Numerical discretization errors of fluid-structure interaction model in pressurized pipeline systems

Abstract

The fluid-structure interaction (FSI) effects in pressurized pipeline systems may induce pipe vibrations, leading to more severe water hammer incidents. Therefore, establishing an FSI model for liquid-filled pipelines and developing efficient and accurate numerical simulation methods are crucial. These advancements enable precise prediction of FSI water hammer phenomena, which is essential for the design and protection of pressurized pipeline systems. When using the FSI four-equation axial model for water hammer calculations, techniques such as space-line interpolation (SLI), time-line interpolation (TLI), or wave speed adjustment (WSA) are commonly employed for grid processing.
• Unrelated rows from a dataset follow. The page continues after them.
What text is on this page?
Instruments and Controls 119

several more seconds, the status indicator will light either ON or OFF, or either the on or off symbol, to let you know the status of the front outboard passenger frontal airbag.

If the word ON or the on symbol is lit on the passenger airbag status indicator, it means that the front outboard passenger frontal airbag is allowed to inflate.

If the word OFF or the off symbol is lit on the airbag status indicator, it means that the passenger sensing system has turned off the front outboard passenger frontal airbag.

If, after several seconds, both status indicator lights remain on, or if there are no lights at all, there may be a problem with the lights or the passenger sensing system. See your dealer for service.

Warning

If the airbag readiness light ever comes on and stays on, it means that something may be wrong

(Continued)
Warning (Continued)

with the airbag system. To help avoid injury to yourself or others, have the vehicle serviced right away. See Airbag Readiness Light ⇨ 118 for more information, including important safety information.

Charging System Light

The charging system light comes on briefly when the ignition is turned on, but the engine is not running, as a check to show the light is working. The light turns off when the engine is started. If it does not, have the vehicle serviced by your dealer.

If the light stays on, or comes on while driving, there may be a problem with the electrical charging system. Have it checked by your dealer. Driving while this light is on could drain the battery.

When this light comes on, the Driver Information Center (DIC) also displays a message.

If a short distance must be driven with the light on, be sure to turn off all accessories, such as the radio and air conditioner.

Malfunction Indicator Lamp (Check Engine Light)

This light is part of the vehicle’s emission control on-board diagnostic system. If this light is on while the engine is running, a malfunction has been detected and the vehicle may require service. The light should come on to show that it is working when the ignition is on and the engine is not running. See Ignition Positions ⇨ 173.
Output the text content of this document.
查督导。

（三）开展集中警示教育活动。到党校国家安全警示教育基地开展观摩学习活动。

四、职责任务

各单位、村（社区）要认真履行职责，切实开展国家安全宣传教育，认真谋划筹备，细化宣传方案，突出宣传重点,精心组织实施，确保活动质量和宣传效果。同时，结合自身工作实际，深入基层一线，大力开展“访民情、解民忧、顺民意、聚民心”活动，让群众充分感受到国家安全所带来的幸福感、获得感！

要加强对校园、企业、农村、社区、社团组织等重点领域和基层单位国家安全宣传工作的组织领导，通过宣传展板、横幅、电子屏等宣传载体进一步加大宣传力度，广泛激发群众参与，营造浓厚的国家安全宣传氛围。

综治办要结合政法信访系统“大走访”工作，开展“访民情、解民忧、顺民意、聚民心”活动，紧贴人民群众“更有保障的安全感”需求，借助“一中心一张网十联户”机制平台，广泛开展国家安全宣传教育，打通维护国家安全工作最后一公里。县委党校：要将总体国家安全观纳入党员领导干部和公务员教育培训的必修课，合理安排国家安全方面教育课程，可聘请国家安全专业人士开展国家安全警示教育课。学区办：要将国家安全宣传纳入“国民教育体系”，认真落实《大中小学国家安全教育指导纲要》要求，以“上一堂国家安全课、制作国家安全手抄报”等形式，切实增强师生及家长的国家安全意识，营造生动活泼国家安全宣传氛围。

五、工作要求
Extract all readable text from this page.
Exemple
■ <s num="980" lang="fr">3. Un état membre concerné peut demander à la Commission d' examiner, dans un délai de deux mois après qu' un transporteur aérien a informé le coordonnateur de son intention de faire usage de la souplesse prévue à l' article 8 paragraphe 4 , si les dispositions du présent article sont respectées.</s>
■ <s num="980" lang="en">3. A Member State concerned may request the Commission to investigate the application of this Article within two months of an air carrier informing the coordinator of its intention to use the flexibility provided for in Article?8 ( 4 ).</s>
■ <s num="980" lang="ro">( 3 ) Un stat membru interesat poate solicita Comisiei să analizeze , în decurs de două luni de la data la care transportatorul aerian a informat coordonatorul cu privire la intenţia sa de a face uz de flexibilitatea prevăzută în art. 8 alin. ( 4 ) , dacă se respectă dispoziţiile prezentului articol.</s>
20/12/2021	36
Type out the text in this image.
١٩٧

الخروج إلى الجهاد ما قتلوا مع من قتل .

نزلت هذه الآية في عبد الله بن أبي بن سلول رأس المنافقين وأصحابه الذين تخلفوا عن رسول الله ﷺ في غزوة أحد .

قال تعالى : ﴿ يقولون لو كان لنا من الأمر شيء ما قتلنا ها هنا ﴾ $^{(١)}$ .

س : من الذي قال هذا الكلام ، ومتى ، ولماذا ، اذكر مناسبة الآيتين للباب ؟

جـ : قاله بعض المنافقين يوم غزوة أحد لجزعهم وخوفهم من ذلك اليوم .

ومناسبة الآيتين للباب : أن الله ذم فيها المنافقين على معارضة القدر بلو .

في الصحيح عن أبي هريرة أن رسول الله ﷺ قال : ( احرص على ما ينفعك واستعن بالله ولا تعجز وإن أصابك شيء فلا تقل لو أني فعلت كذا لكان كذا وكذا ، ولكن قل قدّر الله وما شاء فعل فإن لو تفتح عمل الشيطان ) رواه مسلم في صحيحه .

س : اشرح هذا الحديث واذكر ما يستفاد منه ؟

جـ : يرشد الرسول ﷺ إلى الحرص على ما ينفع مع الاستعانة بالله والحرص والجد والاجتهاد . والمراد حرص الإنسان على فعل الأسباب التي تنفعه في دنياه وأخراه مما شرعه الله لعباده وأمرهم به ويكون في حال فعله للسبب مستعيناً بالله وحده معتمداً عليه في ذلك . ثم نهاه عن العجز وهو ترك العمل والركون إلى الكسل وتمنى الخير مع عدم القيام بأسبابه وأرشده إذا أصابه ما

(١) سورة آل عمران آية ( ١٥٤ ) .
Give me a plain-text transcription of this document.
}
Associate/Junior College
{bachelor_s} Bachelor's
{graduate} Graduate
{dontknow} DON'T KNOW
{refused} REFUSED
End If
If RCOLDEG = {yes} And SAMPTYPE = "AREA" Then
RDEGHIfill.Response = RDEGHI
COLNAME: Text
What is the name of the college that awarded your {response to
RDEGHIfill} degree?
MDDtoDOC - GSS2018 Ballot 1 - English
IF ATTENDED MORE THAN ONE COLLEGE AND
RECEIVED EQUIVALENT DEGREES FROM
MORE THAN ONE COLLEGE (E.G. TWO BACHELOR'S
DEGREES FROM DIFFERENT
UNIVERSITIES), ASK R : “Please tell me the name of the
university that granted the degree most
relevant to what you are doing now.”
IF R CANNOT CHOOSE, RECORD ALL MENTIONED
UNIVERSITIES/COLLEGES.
However, these techniques inevitably introduce additional numerical discretization errors. Existing literatures have primarily conducted quantitative analyses by comparing numerical results of different grid processing techniques with exact solutions or experimental data, lacking a theoretical analysis. To address this gap, this study establishes an equivalent hyperbolic differential equations (EHDE) approach for numerical discretization error analysis of the FSI four-equation axial model. EHDEs for SLI, TLI, and WSA are specifically derived to analyze how these techniques generate numerical discretization errors and the factors influencing these errors during the solution process. Theoretical findings are validated through numerical case studies. The results indicate that SLI introduces non-physical numerical dissipation terms into the fluid equations of the FSI four-equation axial model. TLI transforms a single fluid pressure wave into a superposition of two pressure waves with different wave speeds, causing additional numerical dissipation and dispersion due to this non-physical superposition. WSA introduces numerical errors when adjusting wave speeds artificially. Among the three grid processing techniques, SLI exhibits the highest sensitivity to grid resolution, followed by TLI, while WSA shows the least sensitivity. Under the identical spatial grid conditions, SLI yields the lowest computational accuracy, with the largest mean absolute error (MAE) compared to the recursive exact solution. TLI follows next, whereas the WSA demonstrates the smallest MAE. These findings enhance the theoretical analysis of numerical discretization errors in the FSI four-equation axial model, providing theoretical support for selecting grid processing techniques during the solution process.